The policy at issue provided coverage for "Loss" incurred on account of a "Claim" alleging a "Wrongful Act" made against the stock exchange's directors and officers. The policy defined "Claim" to include "a formal administrative or regulatory proceedings commenced by the filing of a . . . formal investigative order or similar document." The policy defined "Wrongful Act" to include "any error, misstatement, misleading statement, act, omission, neglect, or breach of duty committed, attempted, or allegedly committed or attempted, by an Insured Person." The policy defined "Loss" to include costs "defending or investigating Claims."
The stock exchange first received notice of a preliminary investigation by the SEC on October 16, 2003. After obtaining certain documents and information, the SEC issued an "Order Directing Private Investigation and Designating Officers to Take Testimony" on February 5, 2004. An attachment to this order indicated that the stock exchange may have violated certain securities laws and regulations. On May 19, 2005, the SEC filed an administrative cease-and-desist proceeding against the stock exchange, and also filed a civil lawsuit in federal court against one of the insured officers.
The insurer first argued that there was no Claim prior to the May 19, 2005, administrative proceedings and civil suit. Pointing to the phrase "formal investigative order" in this definition of "Claim," the court stated, however, that "[i]t is clear from this language that a formal investigation was intended to be included in the definition of 'Claim." The court then identified the February 5 order, which directed the SEC to conduct a private investigation and take testimony, as a formal investigation. The court, therefore, held that a Claim existed as of February 5, 2004.
The court rejected the insurer's argument that the February 5 order was not a Claim for a Wrongful Act against an insured person. The court explained that although the investigation named the corporate entity rather than any individual insured, the order referred to an attachment that defined the corporate entity to include its "present and former officers and directors." The court stated that, "[c]ontrary to the [insurer's] assertions, the policy does not require the SEC to name specific individuals as the target of its proceedings." It reasoned that the broad reference in the SEC attachment to the company's officers and directors was sufficient to make the SEC order a "Claim" under the policy.
The court then addressed the separate issue relating to defense costs incurred in connection with the informal investigation.

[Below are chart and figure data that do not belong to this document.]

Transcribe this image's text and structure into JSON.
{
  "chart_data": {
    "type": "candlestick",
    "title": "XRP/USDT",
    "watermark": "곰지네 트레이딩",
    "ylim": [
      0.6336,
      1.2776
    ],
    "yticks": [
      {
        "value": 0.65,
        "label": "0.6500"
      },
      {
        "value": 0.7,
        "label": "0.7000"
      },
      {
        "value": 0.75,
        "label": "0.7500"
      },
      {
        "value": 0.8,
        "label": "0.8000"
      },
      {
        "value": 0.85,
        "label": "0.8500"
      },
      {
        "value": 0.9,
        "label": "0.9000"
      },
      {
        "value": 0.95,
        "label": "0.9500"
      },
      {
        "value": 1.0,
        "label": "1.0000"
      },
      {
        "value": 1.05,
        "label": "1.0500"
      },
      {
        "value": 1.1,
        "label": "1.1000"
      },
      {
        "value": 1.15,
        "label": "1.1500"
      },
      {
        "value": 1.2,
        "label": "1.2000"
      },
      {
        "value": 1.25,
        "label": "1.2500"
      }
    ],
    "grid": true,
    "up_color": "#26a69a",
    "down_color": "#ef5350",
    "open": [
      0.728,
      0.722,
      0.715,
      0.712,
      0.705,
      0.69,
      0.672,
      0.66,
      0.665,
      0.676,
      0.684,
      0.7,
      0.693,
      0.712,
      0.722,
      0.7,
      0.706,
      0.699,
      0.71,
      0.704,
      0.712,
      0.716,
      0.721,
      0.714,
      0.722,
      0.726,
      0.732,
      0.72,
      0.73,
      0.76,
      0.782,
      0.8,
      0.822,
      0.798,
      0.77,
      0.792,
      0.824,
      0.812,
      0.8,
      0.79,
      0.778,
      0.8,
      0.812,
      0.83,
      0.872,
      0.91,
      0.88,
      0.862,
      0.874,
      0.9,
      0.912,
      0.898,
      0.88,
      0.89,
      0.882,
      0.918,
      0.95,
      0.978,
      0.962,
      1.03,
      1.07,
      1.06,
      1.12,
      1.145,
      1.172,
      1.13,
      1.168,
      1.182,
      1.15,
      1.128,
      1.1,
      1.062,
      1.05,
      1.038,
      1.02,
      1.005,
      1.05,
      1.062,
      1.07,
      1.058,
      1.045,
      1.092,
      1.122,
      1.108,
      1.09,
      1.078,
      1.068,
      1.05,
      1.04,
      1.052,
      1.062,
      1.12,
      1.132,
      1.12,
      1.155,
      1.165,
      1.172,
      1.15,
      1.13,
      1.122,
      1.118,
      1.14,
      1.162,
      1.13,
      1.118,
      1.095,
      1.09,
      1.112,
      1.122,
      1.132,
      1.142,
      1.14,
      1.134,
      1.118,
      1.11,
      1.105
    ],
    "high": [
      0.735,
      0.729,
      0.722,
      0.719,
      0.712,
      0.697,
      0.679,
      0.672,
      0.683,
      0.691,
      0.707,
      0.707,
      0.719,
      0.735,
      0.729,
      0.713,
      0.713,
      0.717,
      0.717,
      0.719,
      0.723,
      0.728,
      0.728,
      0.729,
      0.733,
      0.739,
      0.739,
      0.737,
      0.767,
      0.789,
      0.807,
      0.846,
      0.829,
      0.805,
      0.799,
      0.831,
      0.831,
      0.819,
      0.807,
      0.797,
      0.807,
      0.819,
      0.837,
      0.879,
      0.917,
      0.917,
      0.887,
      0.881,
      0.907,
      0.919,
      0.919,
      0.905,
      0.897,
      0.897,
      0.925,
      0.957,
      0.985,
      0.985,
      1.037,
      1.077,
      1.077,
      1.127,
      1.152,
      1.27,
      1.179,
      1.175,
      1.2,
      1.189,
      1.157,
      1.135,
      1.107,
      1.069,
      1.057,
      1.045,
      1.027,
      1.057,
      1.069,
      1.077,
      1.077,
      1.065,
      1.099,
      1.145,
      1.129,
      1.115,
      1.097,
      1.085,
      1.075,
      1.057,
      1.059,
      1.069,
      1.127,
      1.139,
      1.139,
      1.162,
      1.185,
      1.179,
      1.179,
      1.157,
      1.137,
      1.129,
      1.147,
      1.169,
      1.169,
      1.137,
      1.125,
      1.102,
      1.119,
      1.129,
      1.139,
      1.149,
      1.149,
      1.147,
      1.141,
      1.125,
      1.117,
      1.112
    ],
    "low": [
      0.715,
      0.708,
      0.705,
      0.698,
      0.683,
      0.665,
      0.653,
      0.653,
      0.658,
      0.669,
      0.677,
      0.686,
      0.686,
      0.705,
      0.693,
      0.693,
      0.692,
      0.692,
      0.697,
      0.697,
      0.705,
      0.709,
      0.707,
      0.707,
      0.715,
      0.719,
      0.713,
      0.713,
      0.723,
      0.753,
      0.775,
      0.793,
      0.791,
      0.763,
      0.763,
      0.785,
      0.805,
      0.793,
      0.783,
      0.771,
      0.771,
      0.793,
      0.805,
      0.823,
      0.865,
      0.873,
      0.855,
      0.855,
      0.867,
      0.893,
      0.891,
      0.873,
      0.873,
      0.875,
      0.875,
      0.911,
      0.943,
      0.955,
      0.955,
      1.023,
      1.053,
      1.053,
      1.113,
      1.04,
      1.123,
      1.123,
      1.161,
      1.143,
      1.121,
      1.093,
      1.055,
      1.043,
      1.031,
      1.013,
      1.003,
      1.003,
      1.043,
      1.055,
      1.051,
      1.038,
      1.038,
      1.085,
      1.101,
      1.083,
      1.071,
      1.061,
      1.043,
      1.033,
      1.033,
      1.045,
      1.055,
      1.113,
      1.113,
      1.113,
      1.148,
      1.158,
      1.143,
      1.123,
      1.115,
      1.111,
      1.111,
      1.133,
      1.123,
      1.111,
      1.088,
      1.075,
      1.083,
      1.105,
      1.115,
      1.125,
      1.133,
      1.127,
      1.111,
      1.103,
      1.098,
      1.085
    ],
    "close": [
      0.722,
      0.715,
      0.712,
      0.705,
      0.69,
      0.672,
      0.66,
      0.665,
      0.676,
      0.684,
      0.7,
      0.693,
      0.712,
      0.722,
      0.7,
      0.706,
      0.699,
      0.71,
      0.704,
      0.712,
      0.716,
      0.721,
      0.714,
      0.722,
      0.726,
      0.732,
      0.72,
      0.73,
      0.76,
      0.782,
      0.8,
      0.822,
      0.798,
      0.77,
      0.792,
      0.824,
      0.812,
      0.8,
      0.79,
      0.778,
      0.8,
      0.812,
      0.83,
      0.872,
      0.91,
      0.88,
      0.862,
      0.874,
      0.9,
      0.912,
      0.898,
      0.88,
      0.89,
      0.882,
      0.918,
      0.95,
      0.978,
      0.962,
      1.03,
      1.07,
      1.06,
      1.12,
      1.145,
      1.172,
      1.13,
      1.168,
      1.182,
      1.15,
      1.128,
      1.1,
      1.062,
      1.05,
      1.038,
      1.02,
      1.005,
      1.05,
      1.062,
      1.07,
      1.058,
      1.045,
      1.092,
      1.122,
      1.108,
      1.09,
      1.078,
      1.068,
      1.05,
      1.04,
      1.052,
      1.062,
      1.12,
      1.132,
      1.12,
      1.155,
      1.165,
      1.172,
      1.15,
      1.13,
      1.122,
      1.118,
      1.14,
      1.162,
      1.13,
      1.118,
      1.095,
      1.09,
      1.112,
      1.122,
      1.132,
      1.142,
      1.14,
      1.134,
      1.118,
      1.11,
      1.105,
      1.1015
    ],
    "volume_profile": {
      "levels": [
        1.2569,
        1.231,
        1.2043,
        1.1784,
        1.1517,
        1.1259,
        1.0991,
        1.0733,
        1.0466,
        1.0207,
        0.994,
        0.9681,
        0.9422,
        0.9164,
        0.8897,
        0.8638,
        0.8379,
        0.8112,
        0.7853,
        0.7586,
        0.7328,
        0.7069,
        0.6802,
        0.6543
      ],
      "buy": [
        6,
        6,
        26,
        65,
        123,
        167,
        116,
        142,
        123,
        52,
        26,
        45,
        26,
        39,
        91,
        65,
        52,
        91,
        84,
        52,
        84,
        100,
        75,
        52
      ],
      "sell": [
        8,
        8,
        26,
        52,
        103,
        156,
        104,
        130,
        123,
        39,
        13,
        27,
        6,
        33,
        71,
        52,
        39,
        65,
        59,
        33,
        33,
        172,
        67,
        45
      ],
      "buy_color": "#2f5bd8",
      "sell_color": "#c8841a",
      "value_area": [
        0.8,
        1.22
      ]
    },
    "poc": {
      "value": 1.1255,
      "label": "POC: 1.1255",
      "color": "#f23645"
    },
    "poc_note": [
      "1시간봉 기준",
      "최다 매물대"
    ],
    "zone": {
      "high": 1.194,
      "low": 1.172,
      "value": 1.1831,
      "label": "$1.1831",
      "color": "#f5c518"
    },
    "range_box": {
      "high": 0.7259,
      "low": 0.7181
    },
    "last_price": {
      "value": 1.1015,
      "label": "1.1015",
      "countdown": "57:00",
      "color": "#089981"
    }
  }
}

The stock exchange sought all costs incurred throughout the SEC investigation, including those costs incurred in connection with the preliminary investigation prior to the February 5 order. The court ruled, however, that costs incurred in connection with the preliminary investigation were not covered defense costs because "[c]ommon sense dictates that a Claim must first exist in order for a plaintiff to defend or investigate it."
The court then considered the stock exchange's bad faith Claim under 215 ILCS 5/155. The court observed that under Illinois law, "an insurer's conduct does not constitute [bad faith] if there is a bona fide dispute concerning the scope or application of the coverage." Further, an insurer is insulated from such a Claim so long as its coverage position was not "baseless." The court then held that despite its determination that there was coverage, the insurer's arguments to the contrary were not baseless and did not support a Claim for bad faith under the Illinois statute.